Retour à la case départ pour le yen
Cet après-midi, nous saurons combien le ministère japonais des Finances a dépensé fin avril pour que le yen quitte ses planchers les plus bas (USD/JPY 160) enregistrés depuis 1990. Sur la base des données des comptes courants de la Banque du Japon (BoJ), le marché table sur un nouveau record mensuel d’environ 9 400 milliards de yens, soit environ 55 milliards d'euros. Dépensés sur deux jours.
Un mois après les faits, l'heure est venue de dresser le bilan. Le cours USD/JPY a chuté de 158/160 à 152 pendant les actions ciblées. Le ministère a profité de quelques jours fériés/fermés au Japon et d'un marché illiquide pour obtenir un impact maximal. Il n'a cependant pas réussi à faire retomber la pression de façon durable. Au début de cette semaine, le cours USD/JPY s'est de nouveau approché de 158. Les interventions unilatérales n'ont que peu de sens lorsque le combat est mené à armes inégales. Le yen ne peut en effet pas rivaliser face à l’énorme soutien des taux dont bénéficient pratiquement toutes les autres devises de la planète. Si le marché réalise, comme le mois dernier, que les taux resteront plus élevés pendant encore plus longtemps, le yen en fera encore les frais. D’autant plus que la banque centrale japonaise n'est pour le moment officiellement pas pressée de normaliser davantage sa politique. Après la hausse symbolique de -0,1 % à 0 %, le contexte actuel semble pourtant approprié pour mettre un terme à la politique des taux nuls en place depuis plusieurs décennies. Lors des négociations salariales annuelles (« shunto »), les principaux syndicats ont réussi à obtenir des augmentations de 5,24 % en moyenne, le pourcentage le plus élevé depuis plus de 30 ans. En avril, l'inflation japonaise, toutes mesures confondues, est restée supérieure à l’objectif de 2 % de la BoJ. Et les estimations du mois de mai pour la région autour de Tokyo publiées ce matin pointent une nouvelle hausse en direction des 3 %.
Si la BoJ reste muette à l'heure actuelle, le marché des taux japonais sent que la roue est en train de tourner.
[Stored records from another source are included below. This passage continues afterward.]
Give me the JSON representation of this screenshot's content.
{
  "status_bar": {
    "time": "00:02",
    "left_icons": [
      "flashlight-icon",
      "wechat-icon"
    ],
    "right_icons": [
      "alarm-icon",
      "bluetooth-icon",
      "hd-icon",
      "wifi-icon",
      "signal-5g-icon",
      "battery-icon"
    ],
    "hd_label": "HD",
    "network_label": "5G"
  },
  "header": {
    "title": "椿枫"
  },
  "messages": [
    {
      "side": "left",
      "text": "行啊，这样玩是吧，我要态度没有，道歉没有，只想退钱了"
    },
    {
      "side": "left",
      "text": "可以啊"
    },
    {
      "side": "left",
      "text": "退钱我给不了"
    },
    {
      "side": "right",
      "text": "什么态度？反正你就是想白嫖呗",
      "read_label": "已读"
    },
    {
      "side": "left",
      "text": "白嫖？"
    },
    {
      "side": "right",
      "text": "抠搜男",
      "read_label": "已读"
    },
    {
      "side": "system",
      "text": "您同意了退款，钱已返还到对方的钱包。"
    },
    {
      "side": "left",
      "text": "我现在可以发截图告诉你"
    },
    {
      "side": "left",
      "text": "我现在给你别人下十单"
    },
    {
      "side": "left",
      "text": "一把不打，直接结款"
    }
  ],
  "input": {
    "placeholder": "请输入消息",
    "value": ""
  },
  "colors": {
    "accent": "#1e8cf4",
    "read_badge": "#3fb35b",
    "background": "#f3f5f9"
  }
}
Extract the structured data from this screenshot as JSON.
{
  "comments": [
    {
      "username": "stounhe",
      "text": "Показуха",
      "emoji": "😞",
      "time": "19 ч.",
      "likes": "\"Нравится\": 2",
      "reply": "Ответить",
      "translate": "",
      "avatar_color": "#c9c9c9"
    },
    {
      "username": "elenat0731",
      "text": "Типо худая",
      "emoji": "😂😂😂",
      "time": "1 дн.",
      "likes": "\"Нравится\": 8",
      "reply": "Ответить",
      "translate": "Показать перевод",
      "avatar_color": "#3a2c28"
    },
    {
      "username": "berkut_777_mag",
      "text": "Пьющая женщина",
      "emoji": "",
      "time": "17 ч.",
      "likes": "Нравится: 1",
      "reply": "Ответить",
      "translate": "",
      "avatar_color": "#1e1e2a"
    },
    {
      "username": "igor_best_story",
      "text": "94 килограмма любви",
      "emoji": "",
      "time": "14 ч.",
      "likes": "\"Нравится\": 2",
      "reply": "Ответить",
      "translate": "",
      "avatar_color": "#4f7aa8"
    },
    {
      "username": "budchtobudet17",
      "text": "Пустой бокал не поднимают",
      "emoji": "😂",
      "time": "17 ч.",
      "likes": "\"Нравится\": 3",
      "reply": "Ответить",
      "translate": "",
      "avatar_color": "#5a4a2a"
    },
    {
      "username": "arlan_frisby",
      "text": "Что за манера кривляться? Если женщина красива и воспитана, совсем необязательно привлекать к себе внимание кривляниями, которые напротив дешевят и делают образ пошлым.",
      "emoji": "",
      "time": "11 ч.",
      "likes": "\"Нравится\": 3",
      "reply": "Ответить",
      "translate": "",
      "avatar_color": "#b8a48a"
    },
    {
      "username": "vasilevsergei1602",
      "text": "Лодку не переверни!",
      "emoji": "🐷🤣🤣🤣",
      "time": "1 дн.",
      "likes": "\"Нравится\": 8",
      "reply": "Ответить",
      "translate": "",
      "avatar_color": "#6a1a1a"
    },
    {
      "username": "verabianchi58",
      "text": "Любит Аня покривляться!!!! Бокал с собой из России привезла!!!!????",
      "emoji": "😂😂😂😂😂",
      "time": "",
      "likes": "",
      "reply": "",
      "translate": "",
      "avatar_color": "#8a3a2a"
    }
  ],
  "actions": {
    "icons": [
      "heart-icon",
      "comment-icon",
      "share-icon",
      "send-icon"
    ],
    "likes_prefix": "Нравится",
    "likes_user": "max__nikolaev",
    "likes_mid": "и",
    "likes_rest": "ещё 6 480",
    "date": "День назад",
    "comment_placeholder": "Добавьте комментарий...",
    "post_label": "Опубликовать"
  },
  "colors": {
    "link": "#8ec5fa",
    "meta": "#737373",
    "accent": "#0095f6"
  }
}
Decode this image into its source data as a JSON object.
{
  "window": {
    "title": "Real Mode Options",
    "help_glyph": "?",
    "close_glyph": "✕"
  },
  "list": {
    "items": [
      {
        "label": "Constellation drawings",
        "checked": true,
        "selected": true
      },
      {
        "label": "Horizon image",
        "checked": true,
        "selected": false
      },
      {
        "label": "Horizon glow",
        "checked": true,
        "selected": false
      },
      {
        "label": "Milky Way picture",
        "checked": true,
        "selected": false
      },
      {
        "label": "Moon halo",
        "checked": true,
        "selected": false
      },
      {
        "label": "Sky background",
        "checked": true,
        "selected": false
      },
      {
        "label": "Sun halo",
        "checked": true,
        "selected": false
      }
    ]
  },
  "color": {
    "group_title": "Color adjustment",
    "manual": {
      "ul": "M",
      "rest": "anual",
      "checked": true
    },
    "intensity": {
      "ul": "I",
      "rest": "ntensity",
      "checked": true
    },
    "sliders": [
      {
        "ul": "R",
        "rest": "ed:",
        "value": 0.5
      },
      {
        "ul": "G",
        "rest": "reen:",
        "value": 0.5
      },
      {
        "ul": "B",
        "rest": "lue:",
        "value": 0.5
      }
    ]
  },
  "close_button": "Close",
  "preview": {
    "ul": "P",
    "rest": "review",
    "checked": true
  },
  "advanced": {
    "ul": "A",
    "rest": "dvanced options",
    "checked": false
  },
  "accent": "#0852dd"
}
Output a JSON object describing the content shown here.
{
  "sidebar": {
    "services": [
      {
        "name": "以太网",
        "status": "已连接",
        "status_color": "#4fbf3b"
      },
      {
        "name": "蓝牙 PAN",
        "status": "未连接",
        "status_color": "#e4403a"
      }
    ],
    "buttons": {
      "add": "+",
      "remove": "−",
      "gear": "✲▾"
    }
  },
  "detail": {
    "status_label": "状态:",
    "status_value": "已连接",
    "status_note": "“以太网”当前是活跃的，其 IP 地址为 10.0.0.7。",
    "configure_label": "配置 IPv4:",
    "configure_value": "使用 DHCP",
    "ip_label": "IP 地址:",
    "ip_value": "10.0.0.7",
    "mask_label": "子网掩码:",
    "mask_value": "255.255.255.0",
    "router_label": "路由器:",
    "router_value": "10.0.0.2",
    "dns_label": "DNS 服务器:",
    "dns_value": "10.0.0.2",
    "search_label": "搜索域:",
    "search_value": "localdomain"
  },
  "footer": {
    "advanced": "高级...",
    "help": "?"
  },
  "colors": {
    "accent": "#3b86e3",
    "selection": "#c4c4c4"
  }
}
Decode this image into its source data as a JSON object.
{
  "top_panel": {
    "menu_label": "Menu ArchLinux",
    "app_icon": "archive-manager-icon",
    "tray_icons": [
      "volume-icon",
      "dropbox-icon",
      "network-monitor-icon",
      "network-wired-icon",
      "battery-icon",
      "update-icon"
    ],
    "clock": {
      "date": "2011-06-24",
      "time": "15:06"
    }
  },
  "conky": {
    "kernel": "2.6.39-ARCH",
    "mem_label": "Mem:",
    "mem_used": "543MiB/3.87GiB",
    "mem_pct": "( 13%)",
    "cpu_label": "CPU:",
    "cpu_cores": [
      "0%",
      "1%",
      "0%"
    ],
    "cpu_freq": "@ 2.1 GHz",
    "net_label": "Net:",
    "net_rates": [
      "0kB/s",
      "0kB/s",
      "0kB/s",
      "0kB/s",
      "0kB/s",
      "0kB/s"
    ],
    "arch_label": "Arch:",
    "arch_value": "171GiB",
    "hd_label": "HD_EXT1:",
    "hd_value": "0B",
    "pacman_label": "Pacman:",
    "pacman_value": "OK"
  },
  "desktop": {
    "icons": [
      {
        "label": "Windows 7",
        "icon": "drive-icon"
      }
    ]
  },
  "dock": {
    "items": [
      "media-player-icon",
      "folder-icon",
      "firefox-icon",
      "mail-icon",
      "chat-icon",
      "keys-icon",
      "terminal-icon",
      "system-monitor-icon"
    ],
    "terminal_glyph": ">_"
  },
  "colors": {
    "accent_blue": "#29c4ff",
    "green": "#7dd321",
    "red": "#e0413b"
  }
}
Le taux japonais à 2 ans a ainsi enregistré une hausse astronomique (selon ses normes), de 0,2 % début avril (avant l'issue des négociations salariales) à 0,4 % aujourd'hui. Il s’agit du niveau le plus élevé pour cette échéance courte, liée à la politique monétaire, depuis 2009. Les marchés monétaires tablent sur un modeste relèvement de taux de 10 points de base ( 0,1 %) lors de la réunion de juillet (nouvelles prévisions trimestrielles) et sur un taux directeur à 0,25 % à la fin de cette année. Nous osons à peine l’écrire, mais cette estimation nous paraît plutôt prudente. Cela ne sera de toute manière pas suffisant pour mettre un terme à l’affaiblissement structurel du yen. Ce n’est que lorsque les grandes banques centrales changeront leur fusil d'épaule que l'on pourra éventuellement parler d'un plancher. La partie longue de la courbe des taux japonaise a pour sa part suivi l’évolution du marché mondial. Le taux à 10 ans a, pour la première fois depuis 2012, dépassé la barre de 1 %.